Effect of Molecular Architecture on Polyurethane Coatings

Abstract

The physical, tensile and dynamic mechanical properties of segmented thermoplastic Polyurethane (PU) coatings, especially those with amorphous region, fundamentally depend on the properties of the Chain Extension Diols (CXD's). This research aimed to analyse and identify the best possible CXD's to react with Isophorone Diisocyanate (IPDI) to achieve optimum properties for a specific application. Ten common CXD's used by industry are Diethyleneglycol (DEG), Triethyleneglycol (TEG), 1,5-Pentanediol (PTD), 1,3-Propanediol (PPD), 1,4-Butanediol (BTD), 1,6-Hexanediol (HD), Butylethylpropanediol (BEPD), 2,2,4- Trimethyl-1,3-Pentanediol (TMPD), Propylene glycol (PG), and Neopentylglycol (NPG). These are used to create the hard segments of prepolymers and Polypropylene Glycol (PPG) of molecular weight 1000 or 480 is used to control the soft segment content.

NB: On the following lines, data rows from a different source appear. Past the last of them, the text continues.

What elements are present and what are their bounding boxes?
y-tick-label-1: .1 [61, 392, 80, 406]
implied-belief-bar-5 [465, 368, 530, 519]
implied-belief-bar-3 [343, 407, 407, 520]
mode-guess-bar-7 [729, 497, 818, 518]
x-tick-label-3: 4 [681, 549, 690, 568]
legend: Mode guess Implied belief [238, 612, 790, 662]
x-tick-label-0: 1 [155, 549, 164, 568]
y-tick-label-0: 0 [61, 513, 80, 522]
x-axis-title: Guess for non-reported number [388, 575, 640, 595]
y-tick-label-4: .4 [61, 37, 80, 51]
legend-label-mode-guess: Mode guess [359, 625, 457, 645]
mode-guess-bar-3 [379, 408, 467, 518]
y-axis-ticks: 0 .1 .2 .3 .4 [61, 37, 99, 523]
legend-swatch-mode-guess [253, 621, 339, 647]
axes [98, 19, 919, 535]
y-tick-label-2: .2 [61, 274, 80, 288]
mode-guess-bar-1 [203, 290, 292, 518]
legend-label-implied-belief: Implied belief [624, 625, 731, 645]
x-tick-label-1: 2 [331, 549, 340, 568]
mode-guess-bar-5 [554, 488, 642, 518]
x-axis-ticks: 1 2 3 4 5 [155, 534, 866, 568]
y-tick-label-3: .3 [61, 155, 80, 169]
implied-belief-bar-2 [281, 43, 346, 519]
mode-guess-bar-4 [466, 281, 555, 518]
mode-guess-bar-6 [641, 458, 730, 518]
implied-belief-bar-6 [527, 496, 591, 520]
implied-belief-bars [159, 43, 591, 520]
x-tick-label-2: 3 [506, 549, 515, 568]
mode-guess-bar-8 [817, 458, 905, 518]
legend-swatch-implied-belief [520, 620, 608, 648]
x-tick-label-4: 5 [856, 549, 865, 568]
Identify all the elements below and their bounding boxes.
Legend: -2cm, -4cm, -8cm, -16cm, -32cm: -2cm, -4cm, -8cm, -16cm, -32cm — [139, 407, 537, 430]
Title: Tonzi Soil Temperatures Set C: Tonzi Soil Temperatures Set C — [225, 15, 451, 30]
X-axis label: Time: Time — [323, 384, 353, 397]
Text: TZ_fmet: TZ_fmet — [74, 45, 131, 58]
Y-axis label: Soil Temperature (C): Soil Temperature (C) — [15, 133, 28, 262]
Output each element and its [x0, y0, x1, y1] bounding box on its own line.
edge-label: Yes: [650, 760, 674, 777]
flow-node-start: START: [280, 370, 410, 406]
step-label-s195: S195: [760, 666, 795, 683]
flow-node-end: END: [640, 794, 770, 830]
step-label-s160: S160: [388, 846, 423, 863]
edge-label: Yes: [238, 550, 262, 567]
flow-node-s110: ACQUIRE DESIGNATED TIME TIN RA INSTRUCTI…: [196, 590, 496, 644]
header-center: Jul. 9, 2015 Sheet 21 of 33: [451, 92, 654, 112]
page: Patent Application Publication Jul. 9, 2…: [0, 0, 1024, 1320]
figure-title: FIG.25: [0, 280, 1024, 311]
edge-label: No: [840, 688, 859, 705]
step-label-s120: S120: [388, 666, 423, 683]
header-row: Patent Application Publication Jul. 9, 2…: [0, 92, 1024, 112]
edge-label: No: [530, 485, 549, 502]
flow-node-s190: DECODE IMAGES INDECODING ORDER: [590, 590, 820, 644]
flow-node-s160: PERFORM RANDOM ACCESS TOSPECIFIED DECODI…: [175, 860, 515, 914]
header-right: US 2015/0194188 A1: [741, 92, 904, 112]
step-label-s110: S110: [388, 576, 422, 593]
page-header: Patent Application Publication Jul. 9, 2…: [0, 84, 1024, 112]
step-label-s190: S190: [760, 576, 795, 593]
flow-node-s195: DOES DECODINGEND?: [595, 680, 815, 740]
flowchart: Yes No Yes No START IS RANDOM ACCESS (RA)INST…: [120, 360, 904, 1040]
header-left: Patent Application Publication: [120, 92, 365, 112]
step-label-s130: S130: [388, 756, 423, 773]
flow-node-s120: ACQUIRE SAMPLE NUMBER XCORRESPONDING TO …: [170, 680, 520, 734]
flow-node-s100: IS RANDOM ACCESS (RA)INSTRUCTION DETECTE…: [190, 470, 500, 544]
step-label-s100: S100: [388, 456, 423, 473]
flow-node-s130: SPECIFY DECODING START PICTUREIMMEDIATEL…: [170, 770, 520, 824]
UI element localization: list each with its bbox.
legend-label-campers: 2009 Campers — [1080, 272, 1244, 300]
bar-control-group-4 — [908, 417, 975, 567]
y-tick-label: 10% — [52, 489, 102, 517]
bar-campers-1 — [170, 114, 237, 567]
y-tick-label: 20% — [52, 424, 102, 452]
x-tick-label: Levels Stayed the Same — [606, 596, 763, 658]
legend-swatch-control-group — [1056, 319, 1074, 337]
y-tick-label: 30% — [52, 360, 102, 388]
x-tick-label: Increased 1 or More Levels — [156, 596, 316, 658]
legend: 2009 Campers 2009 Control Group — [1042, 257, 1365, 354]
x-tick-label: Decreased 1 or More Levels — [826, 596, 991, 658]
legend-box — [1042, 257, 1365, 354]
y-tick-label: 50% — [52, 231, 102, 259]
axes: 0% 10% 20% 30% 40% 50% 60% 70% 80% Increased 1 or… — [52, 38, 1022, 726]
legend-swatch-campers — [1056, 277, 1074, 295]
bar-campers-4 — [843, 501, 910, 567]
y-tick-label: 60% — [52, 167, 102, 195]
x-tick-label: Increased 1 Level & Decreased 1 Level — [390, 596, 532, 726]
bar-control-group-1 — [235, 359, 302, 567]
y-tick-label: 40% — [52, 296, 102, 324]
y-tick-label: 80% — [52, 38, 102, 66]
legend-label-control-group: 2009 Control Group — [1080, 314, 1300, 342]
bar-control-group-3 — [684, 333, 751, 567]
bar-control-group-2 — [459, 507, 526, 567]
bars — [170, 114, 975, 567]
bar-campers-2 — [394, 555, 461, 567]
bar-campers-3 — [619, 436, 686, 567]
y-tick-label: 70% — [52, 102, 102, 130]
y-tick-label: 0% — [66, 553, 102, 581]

In this study soft segment content (SSC) of 45% and 55% by weight, average molecular weight between consecutive crosslinks (XLD) of 1500 and 2500, and NCO/OH ratios (NOR) of 1.6 & 1.4 were adopted for each pre-polymer. All possible permutations of these parameters were taken into consideration for every CXD. Free films of a three-layer coating of each PU were prepared in accordance with ASTM D823. Specimens were cut from cured films using a dog-bone cutter mounted on a mechanical press and analysed for thermal properties by Dynamic Mechanical Thermal Analysis (DMTA). Glass Transition Temperature (Tg) of polymers varied from 400C to 810C. Strength properties were measured using a Tensile Tester (Instron 5567). CXD is the foremost contributor to variation in properties. While SSC has significant influence over the modulus, the viscosity of prepolymers and cured film Tg were largely dependent on NOR, while XLD was the key factor in determining the tensile strength at break.